"Say to him, Be careful, keep calm and don't be afraid. Do not lose heart because of these two smoldering stubs of firewood-because of the fierce anger of Rezin and Aram and of the son of Remaliah.'" - Isaiah 7:4
The Torah portion for this week is Yitro, which means "Jethro," from Exodus 18:1-20:23, and the Haftorah is from Isaiah 6:1-13.
A 19th century Hasidic master once said, "Without God, a person can't cross the street; but with God, a person can split the sea . . ." In other words, without God we can't do anything, but through God all things are possible.
In this week's Haftorah reading, the prophet Isaiah was commanded to deliver a message to Ahaz, king of Judea. Ahaz was distressed since the king of Israel had teamed up with the king of Aram against Judea. The message Isaiah delivered to him was this: "Be careful, keep calm and don't be afraid. Do not lose heart because of these two smoldering stubs of firewood . . ." God assured Ahaz that his enemies would not be victorious over him. "It will not take place, it will not happen" (v. 7), God reaffirmed several verses later.
However, why the need for so many expressions for the same message? Couldn't God have simply said, "Don't be afraid"?
When Abraham was troubled in Genesis 15:1, God told him, "Do not be afraid, Abram. I am your shield . . ." When Isaac was worried in Genesis 26:24, God said, "Do not be afraid, for I am with you . . ." And twice in Jeremiah 46:27-28, God told his people, "Do not be afraid, Jacob my servant . . ." If it was enough for Abraham, Isaac, and the descendants of Jacob to simply hear, "Don't be afraid," then why wasn't it enough for Ahaz?
To answer the question, we have to understand who Ahaz was. In short, he was one of the most wicked and ungodly kings to ever reign over Judea. For the believer who has a relationship with God, it's enough to gently remind him or her not to fear. But the person who depends on his or her own strength and abilities suffers from more fear and needs more reassurance.

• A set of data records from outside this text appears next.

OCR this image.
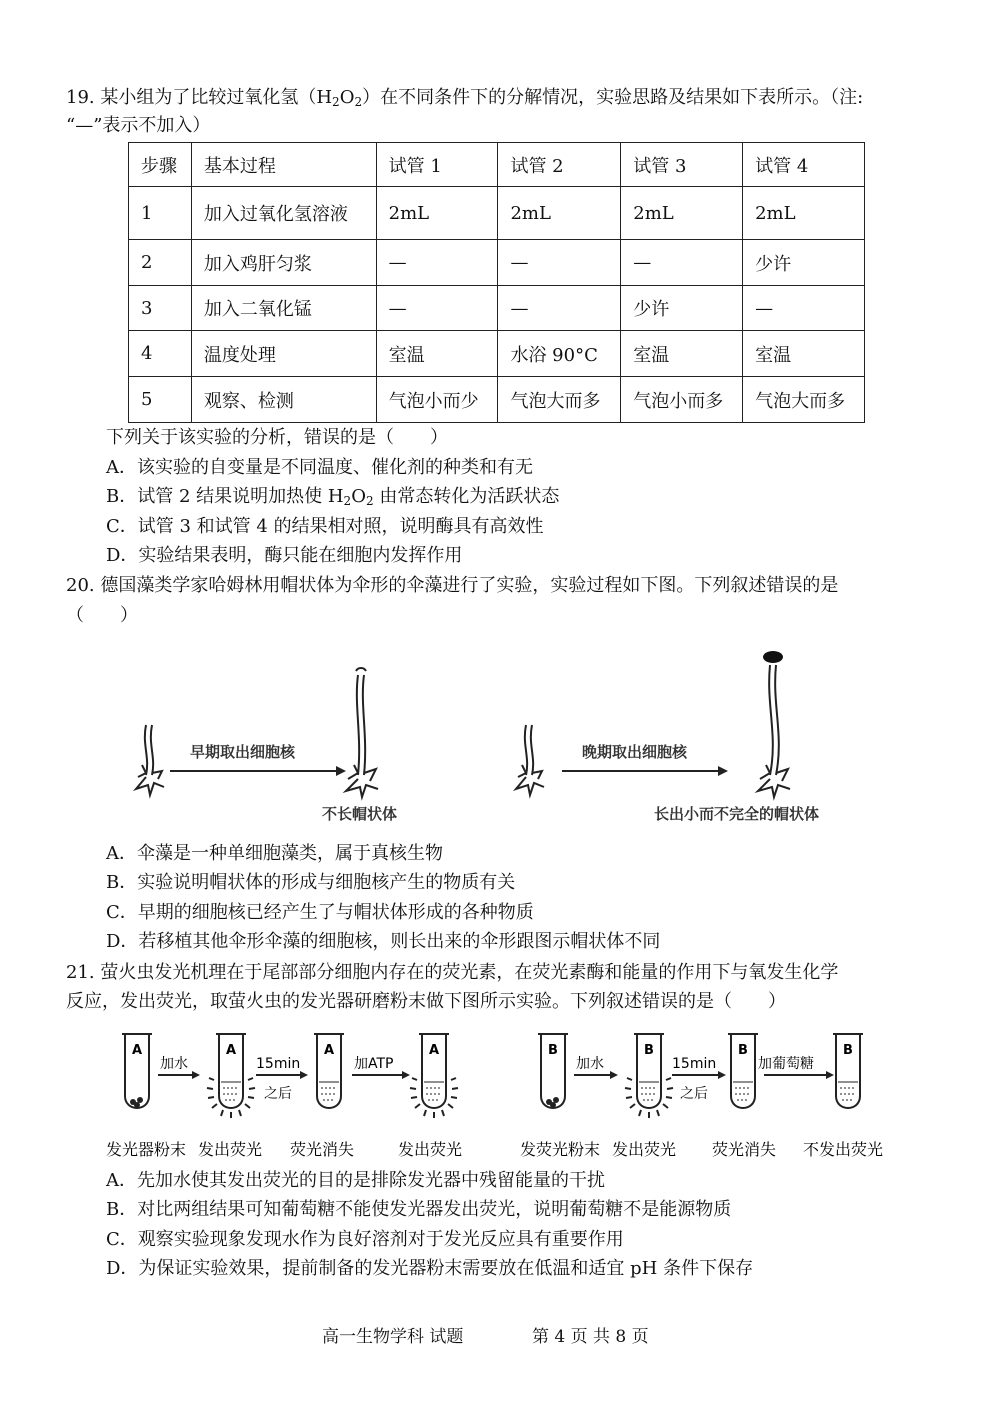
19. 某小组为了比较过氧化氢$(H_2O_2)$在不同条件下的分解情况，实验思路及结果如下表所示。（注:
“—”表示不加入）
步骤	基本过程	试管 1	试管 2	试管 3	试管 4
1	加入过氧化氢溶液	2mL	2mL	2mL	2mL
2	加入鸡肝匀浆	—	—	—	少许
3	加入二氧化锰	—	—	少许	—
4	温度处理	室温	水浴 90°C	室温	室温
5	观察、检测	气泡小而少	气泡大而多	气泡小而多	气泡大而多
下列关于该实验的分析，错误的是（　　）
A．该实验的自变量是不同温度、催化剂的种类和有无
B．试管 2 结果说明加热使 $H_2O_2$ 由常态转化为活跃状态
C．试管 3 和试管 4 的结果相对照，说明酶具有高效性
D．实验结果表明，酶只能在细胞内发挥作用
20. 德国藻类学家哈姆林用帽状体为伞形的伞藻进行了实验，实验过程如下图。下列叙述错误的是
（　　）
早期取出细胞核
不长帽状体
晚期取出细胞核
长出小而不完全的帽状体
A．伞藻是一种单细胞藻类，属于真核生物
B．实验说明帽状体的形成与细胞核产生的物质有关
C．早期的细胞核已经产生了与帽状体形成的各种物质
D．若移植其他伞形伞藻的细胞核，则长出来的伞形跟图示帽状体不同
21. 萤火虫发光机理在于尾部部分细胞内存在的荧光素，在荧光素酶和能量的作用下与氧发生化学
反应，发出荧光，取萤火虫的发光器研磨粉末做下图所示实验。下列叙述错误的是（　　）
A
加水
A
15min
之后
A
加ATP
A
发光器粉末 发出荧光 荧光消失	发出荧光
B
加水
B
15min
之后
B
加葡萄糖
B
发荧光粉末 发出荧光 荧光消失 不发出荧光
A．先加水使其发出荧光的目的是排除发光器中残留能量的干扰
B．对比两组结果可知葡萄糖不能使发光器发出荧光，说明葡萄糖不是能源物质
C．观察实验现象发现水作为良好溶剂对于发光反应具有重要作用
D．为保证实验效果，提前制备的发光器粉末需要放在低温和适宜 pH 条件下保存
高一生物学科 试题	第 4 页 共 8 页
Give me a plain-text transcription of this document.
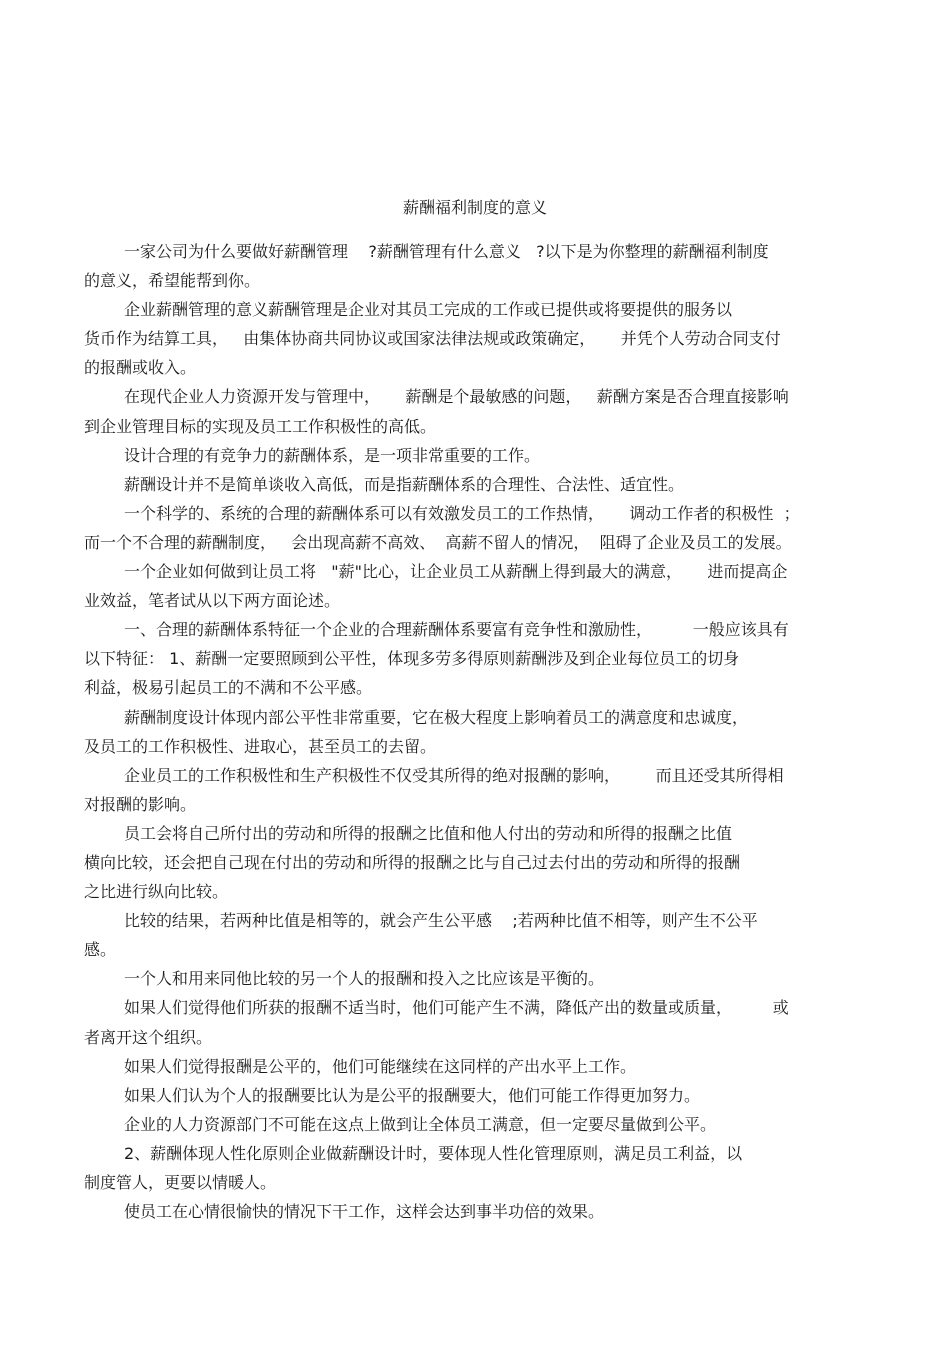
薪酬福利制度的意义
一家公司为什么要做好薪酬管理    ?薪酬管理有什么意义   ?以下是为你整理的薪酬福利制度
的意义，希望能帮到你。
企业薪酬管理的意义薪酬管理是企业对其员工完成的工作或已提供或将要提供的服务以
货币作为结算工具，   由集体协商共同协议或国家法律法规或政策确定，     并凭个人劳动合同支付
的报酬或收入。
在现代企业人力资源开发与管理中，     薪酬是个最敏感的问题，   薪酬方案是否合理直接影响
到企业管理目标的实现及员工工作积极性的高低。
设计合理的有竞争力的薪酬体系，是一项非常重要的工作。
薪酬设计并不是简单谈收入高低，而是指薪酬体系的合理性、合法性、适宜性。
一个科学的、系统的合理的薪酬体系可以有效激发员工的工作热情，     调动工作者的积极性  ；
而一个不合理的薪酬制度，   会出现高薪不高效、  高薪不留人的情况，  阻碍了企业及员工的发展。
一个企业如何做到让员工将   "薪"比心，让企业员工从薪酬上得到最大的满意，     进而提高企
业效益，笔者试从以下两方面论述。
一、合理的薪酬体系特征一个企业的合理薪酬体系要富有竞争性和激励性，        一般应该具有
以下特征： 1、薪酬一定要照顾到公平性，体现多劳多得原则薪酬涉及到企业每位员工的切身
利益，极易引起员工的不满和不公平感。
薪酬制度设计体现内部公平性非常重要，它在极大程度上影响着员工的满意度和忠诚度，
及员工的工作积极性、进取心，甚至员工的去留。
企业员工的工作积极性和生产积极性不仅受其所得的绝对报酬的影响，       而且还受其所得相
对报酬的影响。
员工会将自己所付出的劳动和所得的报酬之比值和他人付出的劳动和所得的报酬之比值
横向比较，还会把自己现在付出的劳动和所得的报酬之比与自己过去付出的劳动和所得的报酬
之比进行纵向比较。
比较的结果，若两种比值是相等的，就会产生公平感    ;若两种比值不相等，则产生不公平
感。
一个人和用来同他比较的另一个人的报酬和投入之比应该是平衡的。
如果人们觉得他们所获的报酬不适当时，他们可能产生不满，降低产出的数量或质量，        或
者离开这个组织。
如果人们觉得报酬是公平的，他们可能继续在这同样的产出水平上工作。
如果人们认为个人的报酬要比认为是公平的报酬要大，他们可能工作得更加努力。
企业的人力资源部门不可能在这点上做到让全体员工满意，但一定要尽量做到公平。
2、薪酬体现人性化原则企业做薪酬设计时，要体现人性化管理原则，满足员工利益，以
制度管人，更要以情暖人。
使员工在心情很愉快的情况下干工作，这样会达到事半功倍的效果。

This was the case with Ahaz, who had pushed God away at every chance possible. Once a person is so distant from God, it's hard to have the faith needed to get through hard times. A few verses later in Isaiah, the prophet put it this way: "If you do not stand firm in your faith, you will not stand at all" (v. 9). We need our faith to carry us through hard times. If we have cultivated a faith relationship with God all along, we'll remember not to fear and that will be enough. However, if we ignore God's presence in our daily lives, then our anxiety level will be such that getting to a place of trust will be extremely difficult.
Today, let's cultivate our faith relationship with God. Let's remember that God is the Source of our strength. Without Him we are nothing; with Him we can do anything!